One other thing, you said “For the seller (me), the escrow company would guarantee that the funds were real, and were available once the deal closed.” but then "I reached out to the broker who informed me that the buyer had some trouble arranging funds, and needed another 10 days before close."… so was the escrow amount not the full amount? If the buyer hadn’t got the funds together, I assume some deposit amount would have gone to you?

Thanks @Jim_Wright.

Everything that happened seemed fair - but I wondered if you’ve ever looked back with 2nd thoughts since then?

Other than being curious about the business was doing, no I’ve never spent a moment with second thoughts or regrets. It was definitely the right decision for me at the time, and is still the right decision.

I didn’t realize how much subtle stress there was on me at the time, so I spent a few months marveling at how light I felt after the sale.

Selling a business is obviously a very personal decision, but for me it was the right time, for the right reasons.

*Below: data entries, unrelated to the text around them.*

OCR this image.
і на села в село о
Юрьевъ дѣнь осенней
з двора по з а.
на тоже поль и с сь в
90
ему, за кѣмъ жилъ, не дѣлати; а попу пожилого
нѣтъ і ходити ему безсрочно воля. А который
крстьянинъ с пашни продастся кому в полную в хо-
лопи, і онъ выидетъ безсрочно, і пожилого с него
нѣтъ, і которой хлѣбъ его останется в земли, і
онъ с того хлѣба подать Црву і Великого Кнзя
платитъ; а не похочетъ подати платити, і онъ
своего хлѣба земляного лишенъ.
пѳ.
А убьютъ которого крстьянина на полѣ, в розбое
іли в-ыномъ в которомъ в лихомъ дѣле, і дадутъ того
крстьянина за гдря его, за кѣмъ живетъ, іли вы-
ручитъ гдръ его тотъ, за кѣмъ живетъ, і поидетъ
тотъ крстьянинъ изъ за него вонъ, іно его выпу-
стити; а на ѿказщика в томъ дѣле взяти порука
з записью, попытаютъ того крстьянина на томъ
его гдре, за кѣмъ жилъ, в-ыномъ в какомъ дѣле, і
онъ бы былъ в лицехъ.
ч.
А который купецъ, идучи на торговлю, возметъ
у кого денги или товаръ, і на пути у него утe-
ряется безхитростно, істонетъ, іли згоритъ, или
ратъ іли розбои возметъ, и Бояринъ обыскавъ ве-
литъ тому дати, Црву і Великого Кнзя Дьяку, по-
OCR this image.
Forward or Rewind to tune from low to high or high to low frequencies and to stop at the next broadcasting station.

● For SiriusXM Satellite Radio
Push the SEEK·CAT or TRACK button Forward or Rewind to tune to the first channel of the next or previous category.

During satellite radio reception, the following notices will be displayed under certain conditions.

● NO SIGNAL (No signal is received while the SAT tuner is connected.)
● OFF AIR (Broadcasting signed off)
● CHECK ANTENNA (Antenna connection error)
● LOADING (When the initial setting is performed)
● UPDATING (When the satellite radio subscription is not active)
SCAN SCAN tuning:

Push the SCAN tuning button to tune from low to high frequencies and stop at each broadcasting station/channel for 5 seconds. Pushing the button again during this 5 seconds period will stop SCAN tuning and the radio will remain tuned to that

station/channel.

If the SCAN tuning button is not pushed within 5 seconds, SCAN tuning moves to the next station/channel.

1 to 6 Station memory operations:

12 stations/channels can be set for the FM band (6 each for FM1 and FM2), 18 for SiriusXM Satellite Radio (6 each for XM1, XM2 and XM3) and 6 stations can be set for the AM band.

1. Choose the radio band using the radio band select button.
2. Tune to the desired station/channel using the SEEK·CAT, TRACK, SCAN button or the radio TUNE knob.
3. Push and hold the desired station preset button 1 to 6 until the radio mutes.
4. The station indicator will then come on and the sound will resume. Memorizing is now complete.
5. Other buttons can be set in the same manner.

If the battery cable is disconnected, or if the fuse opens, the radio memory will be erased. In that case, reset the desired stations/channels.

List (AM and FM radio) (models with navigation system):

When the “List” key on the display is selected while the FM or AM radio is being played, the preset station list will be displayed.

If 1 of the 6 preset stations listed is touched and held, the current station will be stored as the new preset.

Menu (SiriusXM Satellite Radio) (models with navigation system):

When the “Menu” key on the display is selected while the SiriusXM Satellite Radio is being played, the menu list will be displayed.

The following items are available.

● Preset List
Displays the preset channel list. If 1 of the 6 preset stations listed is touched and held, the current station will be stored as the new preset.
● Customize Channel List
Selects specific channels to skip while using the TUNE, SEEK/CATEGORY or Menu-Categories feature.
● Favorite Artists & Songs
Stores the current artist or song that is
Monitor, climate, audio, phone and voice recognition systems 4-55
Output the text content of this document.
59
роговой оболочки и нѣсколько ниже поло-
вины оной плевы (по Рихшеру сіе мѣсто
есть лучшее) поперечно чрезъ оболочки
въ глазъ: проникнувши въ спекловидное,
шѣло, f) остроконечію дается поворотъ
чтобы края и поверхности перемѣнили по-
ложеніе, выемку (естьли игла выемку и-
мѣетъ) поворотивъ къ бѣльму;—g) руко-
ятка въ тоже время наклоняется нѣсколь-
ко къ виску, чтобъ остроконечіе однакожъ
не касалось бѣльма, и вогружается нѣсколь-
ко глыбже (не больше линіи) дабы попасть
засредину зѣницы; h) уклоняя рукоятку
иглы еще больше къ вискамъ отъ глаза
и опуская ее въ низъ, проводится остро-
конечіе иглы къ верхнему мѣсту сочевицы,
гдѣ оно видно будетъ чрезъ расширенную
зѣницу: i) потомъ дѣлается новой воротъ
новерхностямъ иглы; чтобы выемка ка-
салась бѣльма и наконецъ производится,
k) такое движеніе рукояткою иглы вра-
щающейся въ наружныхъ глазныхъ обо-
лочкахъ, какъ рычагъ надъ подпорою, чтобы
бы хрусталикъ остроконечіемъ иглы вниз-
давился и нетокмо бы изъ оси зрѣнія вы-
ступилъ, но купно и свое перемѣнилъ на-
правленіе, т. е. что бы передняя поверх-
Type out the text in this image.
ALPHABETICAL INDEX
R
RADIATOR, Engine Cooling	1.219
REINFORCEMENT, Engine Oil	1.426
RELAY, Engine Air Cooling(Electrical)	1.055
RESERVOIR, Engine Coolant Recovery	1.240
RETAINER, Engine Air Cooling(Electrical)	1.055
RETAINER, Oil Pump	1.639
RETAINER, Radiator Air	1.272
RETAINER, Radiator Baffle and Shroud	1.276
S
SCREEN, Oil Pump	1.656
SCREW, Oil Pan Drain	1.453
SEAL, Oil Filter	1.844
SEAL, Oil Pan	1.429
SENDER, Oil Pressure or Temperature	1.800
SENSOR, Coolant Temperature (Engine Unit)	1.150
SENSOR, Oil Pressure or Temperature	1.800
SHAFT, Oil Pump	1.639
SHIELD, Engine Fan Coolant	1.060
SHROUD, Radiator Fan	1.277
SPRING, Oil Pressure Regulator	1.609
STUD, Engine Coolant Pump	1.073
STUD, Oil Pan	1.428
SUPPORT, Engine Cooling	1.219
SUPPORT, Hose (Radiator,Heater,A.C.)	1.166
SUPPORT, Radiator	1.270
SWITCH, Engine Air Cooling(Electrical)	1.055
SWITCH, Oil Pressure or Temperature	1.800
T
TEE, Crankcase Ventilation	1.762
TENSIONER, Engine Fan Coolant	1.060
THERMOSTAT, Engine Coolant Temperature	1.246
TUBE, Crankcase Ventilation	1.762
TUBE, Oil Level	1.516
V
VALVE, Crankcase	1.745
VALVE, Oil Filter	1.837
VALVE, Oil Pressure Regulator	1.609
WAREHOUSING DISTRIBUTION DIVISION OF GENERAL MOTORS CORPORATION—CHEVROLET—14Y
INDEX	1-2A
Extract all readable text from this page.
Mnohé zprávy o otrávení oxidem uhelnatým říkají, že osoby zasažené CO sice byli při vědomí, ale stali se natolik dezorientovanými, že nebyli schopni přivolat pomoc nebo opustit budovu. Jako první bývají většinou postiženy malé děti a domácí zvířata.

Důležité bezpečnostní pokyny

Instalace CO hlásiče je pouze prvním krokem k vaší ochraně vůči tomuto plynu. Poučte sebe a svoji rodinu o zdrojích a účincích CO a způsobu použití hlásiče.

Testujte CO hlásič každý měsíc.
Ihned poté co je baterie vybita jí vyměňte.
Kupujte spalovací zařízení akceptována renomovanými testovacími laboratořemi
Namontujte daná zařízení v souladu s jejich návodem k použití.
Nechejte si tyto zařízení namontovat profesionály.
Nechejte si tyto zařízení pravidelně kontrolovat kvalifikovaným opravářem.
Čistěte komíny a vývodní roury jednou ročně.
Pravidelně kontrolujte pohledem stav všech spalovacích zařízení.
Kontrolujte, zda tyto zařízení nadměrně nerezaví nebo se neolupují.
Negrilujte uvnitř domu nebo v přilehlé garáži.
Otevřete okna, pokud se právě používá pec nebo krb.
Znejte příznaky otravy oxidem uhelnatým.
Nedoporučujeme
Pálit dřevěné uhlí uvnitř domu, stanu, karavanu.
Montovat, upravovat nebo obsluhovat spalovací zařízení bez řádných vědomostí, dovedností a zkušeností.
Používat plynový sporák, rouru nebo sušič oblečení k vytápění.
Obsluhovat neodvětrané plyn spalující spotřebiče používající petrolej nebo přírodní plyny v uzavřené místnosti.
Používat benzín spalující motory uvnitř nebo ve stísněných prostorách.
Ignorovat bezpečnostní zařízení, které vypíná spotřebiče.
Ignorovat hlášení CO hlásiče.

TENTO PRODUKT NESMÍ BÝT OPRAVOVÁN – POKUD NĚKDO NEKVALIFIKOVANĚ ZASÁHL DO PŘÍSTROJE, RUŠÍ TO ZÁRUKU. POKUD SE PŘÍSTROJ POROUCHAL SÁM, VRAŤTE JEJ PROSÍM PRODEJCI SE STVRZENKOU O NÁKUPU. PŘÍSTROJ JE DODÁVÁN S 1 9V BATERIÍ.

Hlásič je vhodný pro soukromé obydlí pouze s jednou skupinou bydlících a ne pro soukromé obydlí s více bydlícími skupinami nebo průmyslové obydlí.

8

… so was the escrow amount not the full amount? If the buyer hadn’t got the funds together, I assume some deposit amount would have gone to you?

I think the buyer made some sort of good faith deposit, but we were waiting for him to put the full amount in by a certain date. I don’t think I was entitled to any “earnest money” since the timing was pretty quick on attempting to close (less than a month), but my memory on that might be faulty. So it was actually pretty stressful in that if he got cold feet, there wasn’t really any recourse other than continuing to shop the business around.

I remember being pretty upset at the time, because of the uncertainly about what it all meant.